L’objectif de ce raid ukrainien dans la région de Koursk est de renverser la vapeur par rapport à une situation militaire qui ne cesse de se dégrader dans le Donbass, laissant ces dernières semaines un sentiment amer d’inéluctabilité. Avec cette opération, l’Ukraine déploie une arme essentielle pour mener une guerre, le moral. Et en cela, ce raid est déjà une réussite pour Kiev qui n’en dit pas un mot mais qui en récolte tous les bénéfices.

            « Cette bataille de Koursk constitue une leçon de résistance et d’audace, en capitalisant sur une arme essentielle au combat, le moral »

Le bénéfice est essentiellement politique et médiatique, les deux étant intimement liés, car enfin les médias du monde entier se réintéressent à cette guerre en Ukraine qui ressemblait de plus en plus à la chronique d’une défaite lente mais assurée.

Alors que tous les regards (ceux du moins qui ne sont pas monopolisés par les remarquables Jeux Olympiques de Paris) étaient tournés vers la riposte Iranienne contre Israël (qui est manifestement retardée par de multiples facteurs et notamment « le doute » côté iranien), ce raid dans la région de Koursk redonne de la visibilité à ce conflit en Ukraine qui s’étire dans le temps. Il montre en particulier que Poutine peut être fragilisé au contraire de ce qu’il fait diffuser par ses relais dans nos sociétés. Ces derniers évitent d’ailleurs tout commentaire sur cette opération de Koursk…


Ce n’est pas seulement la frontière de Koursk qui a été franchie, mais la sanctuarisation du territoire russe

Cette opération dans la région russe de Koursk tord aussi le cou à une contrainte qu’avaient imposée jusqu’ici les pays alliés qui soutiennent l’effort de guerre de l’Ukraine : il n’était pas question dans leur esprit de porter la guerre sur le territoire russe et c’est pourtant exactement ce que viennent de faire les Ukrainiens. Certes, les alliés sont aussi discrets que les officiels ukrainiens sur ce sujet, mais ce n’est pas seulement la frontière de la région de Koursk qui a été « bréchée », mais bien la sanctuarisation du territoire russe qui désormais ressent directement les effets d’une guerre d’invasion comme celle que mène Poutine contre l’Ukraine depuis 30 mois.

De fait, la clef de cette guerre est Vladimir Poutine lui-même et aucune paix durable n’est envisageable tant qu’il sera au pouvoir. Cette opération ukrainienne dans la région russe de Koursk est donc moins destinée à « battre l’armée russe » qu’à déstabiliser le pouvoir de Poutine qui repose principalement sur la peur qu’il inspire et la puissance qu’il voudrait y associer.

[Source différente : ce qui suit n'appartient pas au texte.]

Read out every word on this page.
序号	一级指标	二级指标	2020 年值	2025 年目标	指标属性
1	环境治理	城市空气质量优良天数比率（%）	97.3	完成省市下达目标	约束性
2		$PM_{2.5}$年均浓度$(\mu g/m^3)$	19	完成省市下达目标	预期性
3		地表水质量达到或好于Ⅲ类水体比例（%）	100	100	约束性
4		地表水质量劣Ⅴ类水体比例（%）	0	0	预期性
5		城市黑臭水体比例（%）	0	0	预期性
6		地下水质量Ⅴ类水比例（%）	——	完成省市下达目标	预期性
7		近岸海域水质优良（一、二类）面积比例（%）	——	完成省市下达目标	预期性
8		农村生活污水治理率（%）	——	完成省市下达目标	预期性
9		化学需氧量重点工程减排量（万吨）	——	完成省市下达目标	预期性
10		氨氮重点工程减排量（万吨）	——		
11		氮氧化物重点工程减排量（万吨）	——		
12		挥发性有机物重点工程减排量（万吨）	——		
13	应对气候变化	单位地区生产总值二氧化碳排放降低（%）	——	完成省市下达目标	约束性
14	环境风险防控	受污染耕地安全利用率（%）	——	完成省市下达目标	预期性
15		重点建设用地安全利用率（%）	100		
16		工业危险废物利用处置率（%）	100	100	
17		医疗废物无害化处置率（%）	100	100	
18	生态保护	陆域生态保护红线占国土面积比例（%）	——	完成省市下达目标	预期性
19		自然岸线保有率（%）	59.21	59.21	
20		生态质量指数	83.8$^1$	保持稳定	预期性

Quelles suites pour cette opération ukrainienne dans la région de Koursk ?

Le plus difficile dans ce type de raid est de se replier sans y laisser trop de plumes. De mon point de vue, cette opération n’a pas vocation à durer et la logique voudrait qu’elle soit relayée et amplifiée par d’autres opérations qui jouent sur la surprise face au Goliath russe.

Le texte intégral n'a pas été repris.